L’ira della dirigente Asl, stanca di attendere la nomina all’Aric promessa da Marinelli: basta chiacchiere

PESCARA. Va su tutte le furie Tiziana Petrella quando si rende conto che la sua nomina all’Aric (l’Agenzia regionale di informatica e committenza) segna il passo. E lo fa senza mezzi termini, prendendosela prima di tutto con Vincenzo Marinelli che le aveva fatto quella promessa, contando anche sull’appoggio di Lorenzo Sospiri. Percependo che in qualche modo il suo incarico era a rischio a causa della concorrenza di un altro dirigente, e cioè di Silvia Cavalli (direttore amministrativo della Asl 2 di Roma), Petrella va in escandescenzE: «mò m’ha rotto le palle», frase indirizzata a Marinelli, accusato di «rilanciare continuamente».
«La Petrella», scrive il giudice, «palesava la possibilità di subordinare l’andamento della gara delle pulizie, gara a cui Marinelli era particolarmente interessato, all’esito del concretizzarsi della sua (promessa) nomina al vertice Aric: “no, non me ne frega nulla!! Quando vedo... per il resto faccio il mio”». E parlando con Verna lo invita a riferire a Marinelli «che la Petrella non parla più di gare... basta». E Verna, che sapeva che la sera Petrella doveva vedersi con il factotum di Marinelli, Graziano Canonico, le dice di parlarne direttamente con Marinelli. Ma lei incalza e dice che non vuole vedere più nessuno e che anzi adesso scrive un messaggio a Canonico: «Non mi rompete i coglioni finché non si quaglia qualcosa, è chiaro? Basta chiacchiere, da oggi parlo solo dei fatti. Dammi sto cazzo di posto e basta». E aggiunge: «Eh le pulizie, gli faccio: c’è la gara regionale? Me la faccio da me, non c'è bisogno... arriva lui, capito?

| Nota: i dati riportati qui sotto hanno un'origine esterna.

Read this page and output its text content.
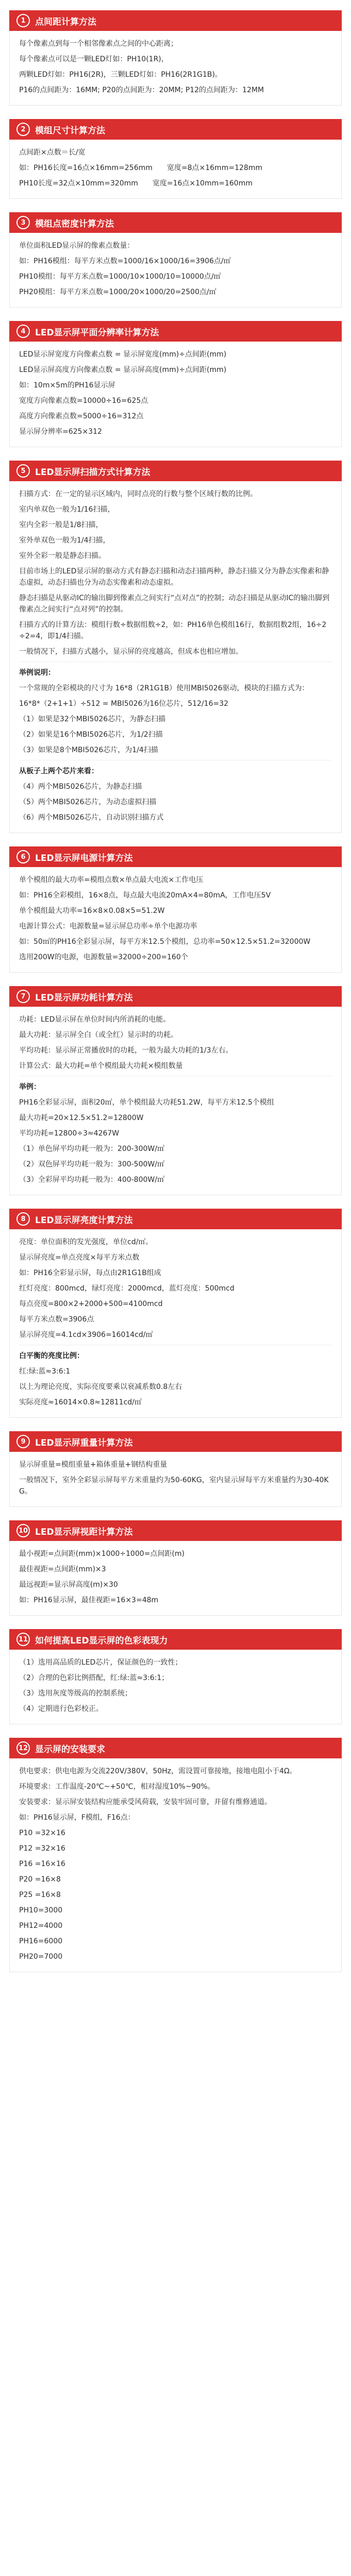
1	点间距计算方法

每个像素点到每一个相邻像素点之间的中心距离；

每个像素点可以是一颗LED灯如：PH10(1R)，

两颗LED灯如：PH16(2R)，三颗LED灯如：PH16(2R1G1B)。

P16的点间距为：16MM; P20的点间距为：20MM; P12的点间距为：12MM

2	模组尺寸计算方法

点间距×点数＝长/宽

如：PH16长度=16点×16mm=256mm　　宽度=8点×16mm=128mm

PH10长度=32点×10mm=320mm　　宽度=16点×10mm=160mm

3	模组点密度计算方法

单位面积LED显示屏的像素点数量：

如：PH16模组：每平方米点数=1000/16×1000/16=3906点/㎡

PH10模组：每平方米点数=1000/10×1000/10=10000点/㎡

PH20模组：每平方米点数=1000/20×1000/20=2500点/㎡

4	LED显示屏平面分辨率计算方法

LED显示屏宽度方向像素点数 = 显示屏宽度(mm)÷点间距(mm)

LED显示屏高度方向像素点数 = 显示屏高度(mm)÷点间距(mm)

如：10m×5m的PH16显示屏

宽度方向像素点数=10000÷16=625点

高度方向像素点数=5000÷16=312点

显示屏分辨率=625×312

5	LED显示屏扫描方式计算方法

扫描方式：在一定的显示区域内，同时点亮的行数与整个区域行数的比例。

室内单双色一般为1/16扫描，

室内全彩一般是1/8扫描，

室外单双色一般为1/4扫描，

室外全彩一般是静态扫描。

目前市场上的LED显示屏的驱动方式有静态扫描和动态扫描两种，静态扫描又分为静态实像素和静态虚拟，动态扫描也分为动态实像素和动态虚拟。

静态扫描是从驱动IC的输出脚到像素点之间实行“点对点”的控制；动态扫描是从驱动IC的输出脚到像素点之间实行“点对列”的控制。

扫描方式的计算方法：模组行数÷数据组数÷2，如：PH16单色模组16行，数据组数2组，16÷2÷2=4，即1/4扫描。

一般情况下，扫描方式越小，显示屏的亮度越高，但成本也相应增加。

举例说明：

一个常规的全彩模块的尺寸为 16*8（2R1G1B）使用MBI5026驱动，模块的扫描方式为：

16*8*（2+1+1）÷512 = MBI5026为16位芯片，512/16=32

（1）如果是32个MBI5026芯片，为静态扫描

（2）如果是16个MBI5026芯片，为1/2扫描

（3）如果是8个MBI5026芯片，为1/4扫描

从板子上两个芯片来看：

（4）两个MBI5026芯片，为静态扫描

（5）两个MBI5026芯片，为动态虚拟扫描

（6）两个MBI5026芯片，自动识别扫描方式

6	LED显示屏电源计算方法

单个模组的最大功率=模组点数×单点最大电流×工作电压

如：PH16全彩模组，16×8点，每点最大电流20mA×4=80mA，工作电压5V

单个模组最大功率=16×8×0.08×5=51.2W

电源计算公式：电源数量=显示屏总功率÷单个电源功率

如：50㎡的PH16全彩显示屏，每平方米12.5个模组，总功率=50×12.5×51.2=32000W

选用200W的电源，电源数量=32000÷200=160个

7	LED显示屏功耗计算方法

功耗：LED显示屏在单位时间内所消耗的电能。

最大功耗：显示屏全白（或全红）显示时的功耗。

平均功耗：显示屏正常播放时的功耗，一般为最大功耗的1/3左右。

计算公式：最大功耗=单个模组最大功耗×模组数量

举例：

PH16全彩显示屏，面积20㎡，单个模组最大功耗51.2W，每平方米12.5个模组

最大功耗=20×12.5×51.2=12800W

平均功耗=12800÷3≈4267W

（1）单色屏平均功耗一般为：200-300W/㎡

（2）双色屏平均功耗一般为：300-500W/㎡

（3）全彩屏平均功耗一般为：400-800W/㎡

8	LED显示屏亮度计算方法

亮度：单位面积的发光强度，单位cd/㎡。

显示屏亮度=单点亮度×每平方米点数

如：PH16全彩显示屏，每点由2R1G1B组成

红灯亮度：800mcd，绿灯亮度：2000mcd，蓝灯亮度：500mcd

每点亮度=800×2+2000+500=4100mcd

每平方米点数=3906点

显示屏亮度=4.1cd×3906=16014cd/㎡

白平衡的亮度比例：

红:绿:蓝≈3:6:1

以上为理论亮度，实际亮度要乘以衰减系数0.8左右

实际亮度≈16014×0.8≈12811cd/㎡

9	LED显示屏重量计算方法

显示屏重量=模组重量+箱体重量+钢结构重量

一般情况下，室外全彩显示屏每平方米重量约为50-60KG，室内显示屏每平方米重量约为30-40KG。

10 LED显示屏视距计算方法

最小视距=点间距(mm)×1000÷1000=点间距(m)

最佳视距=点间距(mm)×3

最远视距=显示屏高度(m)×30

如：PH16显示屏，最佳视距=16×3=48m

11 如何提高LED显示屏的色彩表现力

（1）选用高品质的LED芯片，保证颜色的一致性；

（2）合理的色彩比例搭配，红:绿:蓝≈3:6:1；

（3）选用灰度等级高的控制系统；

（4）定期进行色彩校正。

12 显示屏的安装要求

供电要求：供电电源为交流220V/380V，50Hz，需设置可靠接地，接地电阻小于4Ω。

环境要求：工作温度-20℃~+50℃，相对湿度10%~90%。

安装要求：显示屏安装结构应能承受风荷载，安装牢固可靠，并留有维修通道。

如：PH16显示屏，F模组，F16点：

P10 =32×16

P12 =32×16

P16 =16×16

P20 =16×8

P25 =16×8

PH10=3000

PH12=4000

PH16=6000

PH20=7000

Quindi non cambia niente, non è che io faccio i dispetti, però almeno evito... pure la gente che mi vede, se poi sospettano... faccio le cose secondo legge, dov’è il problema?».

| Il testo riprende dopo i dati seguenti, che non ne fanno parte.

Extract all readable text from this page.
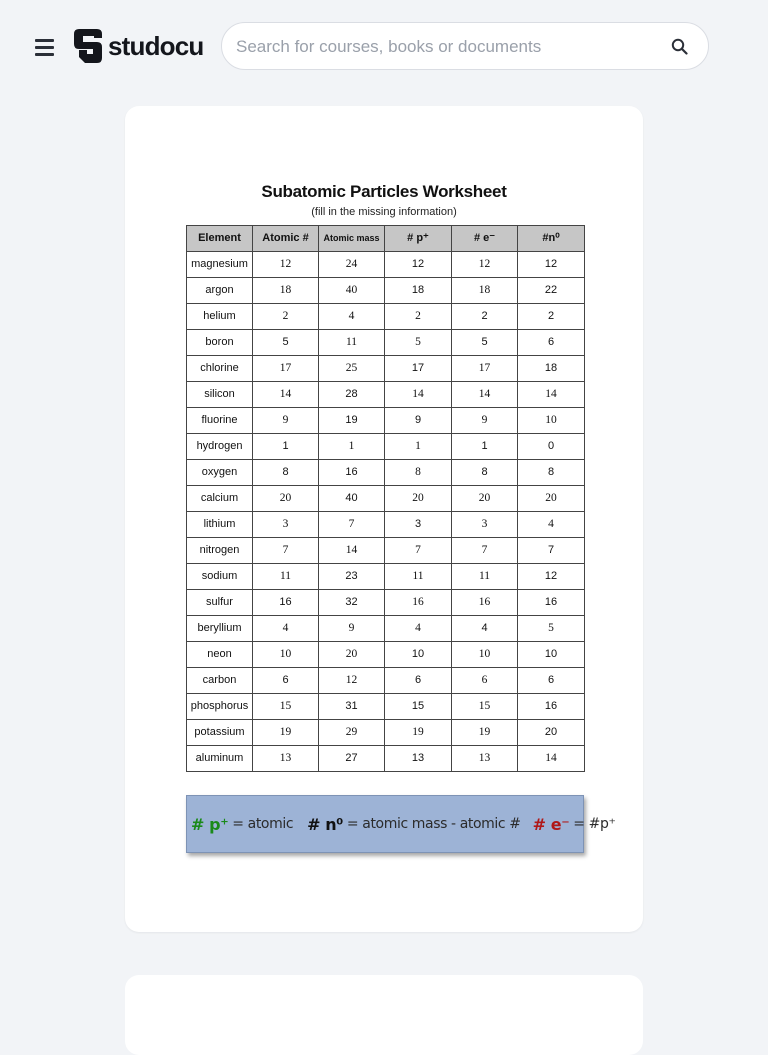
studocu
Search for courses, books or documents
Subatomic Particles Worksheet
(fill in the missing information)
Element	Atomic #	Atomic mass	# p⁺	# e⁻	#n⁰
magnesium	12	24	12	12	12
argon	18	40	18	18	22
helium	2	4	2	2	2
boron	5	11	5	5	6
chlorine	17	25	17	17	18
silicon	14	28	14	14	14
fluorine	9	19	9	9	10
hydrogen	1	1	1	1	0
oxygen	8	16	8	8	8
calcium	20	40	20	20	20
lithium	3	7	3	3	4
nitrogen	7	14	7	7	7
sodium	11	23	11	11	12
sulfur	16	32	16	16	16
beryllium	4	9	4	4	5
neon	10	20	10	10	10
carbon	6	12	6	6	6
phosphorus	15	31	15	15	16
potassium	19	29	19	19	20
aluminum	13	27	13	13	14
# p⁺ = atomic # n⁰ = atomic mass - atomic # # e⁻ = #p⁺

Qualche giorno dopo Petrella riesce a parlare con Marinelli che, prima di prendere entrare sull’argomento della nomina, le chiede qualcosa sulla gara delle pulizie che lo interessa: «Senti», dice Marinelli, «mi devi far sapere gli importi della gara delle pulizie, fammelo sapere, oppure ti faccio dire... dimmi tu quale è il riferimento di quello dell'Anac». Poi Marinelli affronta il tema della nomina all’Aric. Le dice che la nomina di Montanino è provvisoria in attesa dell’uscita del bando e la rassicura, aggiungendo: «Io mo ci metto la mano sul fuoco», anche perché Marinelli sosteneva che un uomo della giunta gli aveva dato una garanzia certa, «sosteneva che il soggetto gli avrebbe dovuto fare un favore grosso».

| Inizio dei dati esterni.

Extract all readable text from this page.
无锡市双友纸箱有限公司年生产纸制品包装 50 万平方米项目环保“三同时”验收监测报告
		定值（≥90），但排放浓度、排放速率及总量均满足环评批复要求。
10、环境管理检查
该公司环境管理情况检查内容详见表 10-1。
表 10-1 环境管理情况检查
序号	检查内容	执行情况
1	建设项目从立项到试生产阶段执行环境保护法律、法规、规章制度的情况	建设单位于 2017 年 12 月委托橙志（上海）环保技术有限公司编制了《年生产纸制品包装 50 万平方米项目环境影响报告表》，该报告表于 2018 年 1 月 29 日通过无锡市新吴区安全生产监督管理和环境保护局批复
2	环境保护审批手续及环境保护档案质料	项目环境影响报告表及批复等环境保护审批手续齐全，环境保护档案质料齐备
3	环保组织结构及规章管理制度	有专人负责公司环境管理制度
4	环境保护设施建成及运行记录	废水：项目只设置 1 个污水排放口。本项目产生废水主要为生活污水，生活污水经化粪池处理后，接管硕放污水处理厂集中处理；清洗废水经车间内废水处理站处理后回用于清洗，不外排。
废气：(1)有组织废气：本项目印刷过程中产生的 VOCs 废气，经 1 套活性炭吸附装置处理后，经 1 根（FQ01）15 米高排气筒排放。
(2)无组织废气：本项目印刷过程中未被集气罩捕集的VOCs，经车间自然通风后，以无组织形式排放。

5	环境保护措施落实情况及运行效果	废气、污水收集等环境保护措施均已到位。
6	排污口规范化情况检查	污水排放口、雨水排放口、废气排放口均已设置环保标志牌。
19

Poi arriva l'incontro con Sospiri che Petrella riferisce a Canonico, aggiungendo che Sospiri le aveva detto «tu sei il nostro candidato». Petrella riferiva che ci sarebbe stata una nomina momentanea all’Aric con l'indicazione di Daniela Valenza in sostituzione di Carlo Montanino, in attesa di fare il bando. Ma la dirigente Asl rimane sulle sue posizioni, «cioè della serie quando vedo provvedo». (m.cir.)